Sunday, December 6, 2009

Week Fifteen: November 30th

Strangely itchy, yet strangely satisfying. That is how I could describe these chops cut from the cloth of Martin Van Buren.

Why one would offer up two hair-kickstands formed in the mold of our lesser-known 8th President is a curious tale. For more on him, including the photo I was wary to post here, search Martin Van Buren and visit the White House archives website--you will not be disappointed. Suffice it to say, I am jealous. Someday....



During the summer, as I was tinkering with beards, I stumbled upon a sweet set of choppers similar to these. One of my fellow employees inquired about my aspirations to become Van Buren, albeit, not in so many words. Knowing little of the man, and even less of his facial hair, I conducted several searches and learned a great deal, concluding my search with the image of his amazing chops forever seared in my memory.

So, of course, how better to honor his 'burns than to bridge the gap between present and past: creating a strange connection between a comic-book mutant (last week) and a leader from 170 years ago? Wouldn't Marty VB be proud?

Equally proud were some former students of mine, visiting our school this week. Every year, in early December, an elite squadron of 8th graders, playing in the orchestra, band or singing in the choir at the middle school, visit all the area elementaries and perform. The aim is two-fold: entertainment and information. While the remainder of the school is entertained by these "big people," the 5th grade sees an advertisement of sorts, as they offer these options to them for next year (when, they too, reach the big time.)

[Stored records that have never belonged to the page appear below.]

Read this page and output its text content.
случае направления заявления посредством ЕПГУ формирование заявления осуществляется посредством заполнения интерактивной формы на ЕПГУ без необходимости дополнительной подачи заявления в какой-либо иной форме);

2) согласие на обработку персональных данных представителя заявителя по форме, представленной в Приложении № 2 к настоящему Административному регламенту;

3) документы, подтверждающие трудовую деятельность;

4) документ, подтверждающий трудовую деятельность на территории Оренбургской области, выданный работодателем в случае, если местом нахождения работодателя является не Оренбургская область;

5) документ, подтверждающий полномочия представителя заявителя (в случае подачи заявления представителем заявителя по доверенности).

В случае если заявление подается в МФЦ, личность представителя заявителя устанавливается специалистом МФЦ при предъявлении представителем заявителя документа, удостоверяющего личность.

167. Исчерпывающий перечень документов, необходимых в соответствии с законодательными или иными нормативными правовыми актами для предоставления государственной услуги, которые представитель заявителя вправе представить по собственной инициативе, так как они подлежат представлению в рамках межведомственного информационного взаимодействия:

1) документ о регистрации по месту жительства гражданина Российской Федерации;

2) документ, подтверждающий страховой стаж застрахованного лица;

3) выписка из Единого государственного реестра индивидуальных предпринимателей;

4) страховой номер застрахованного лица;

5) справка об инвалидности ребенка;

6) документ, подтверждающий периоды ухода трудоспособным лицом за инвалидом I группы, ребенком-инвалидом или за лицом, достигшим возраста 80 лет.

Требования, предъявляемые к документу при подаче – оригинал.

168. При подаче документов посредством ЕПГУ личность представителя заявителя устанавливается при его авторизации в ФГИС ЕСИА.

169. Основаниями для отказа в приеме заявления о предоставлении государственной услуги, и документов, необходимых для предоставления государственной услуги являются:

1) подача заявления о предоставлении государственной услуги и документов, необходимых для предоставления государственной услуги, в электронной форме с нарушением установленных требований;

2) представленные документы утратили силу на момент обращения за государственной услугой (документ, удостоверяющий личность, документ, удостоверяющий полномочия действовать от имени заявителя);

This was how I came to be surrounded by former students at the end of the assembly, regaling them with wisecracks and sarcasm (perhaps the only two things I do well.) In the midst of our recollections, one student cut in, "So, Mr. Chisholm, would you define those as Muttonchops?" Not one for straight answers, I turned to him and replied, "No, Tom, I believe these are actually sheep." At that moment, as in fourth grade, four years before, they were not quite sure what to make of the statement, or me.

One girl, tried to interject, in hopes of saving the day, "Well, Mr. Chisholm, those aren't exactly in style anymore." Oh, Susan, if there is one thing I would hope you learned from me all those years ago, it is that I am not in the least bit concerned with style. Anyone willing to sport these for a week, can also support that claim.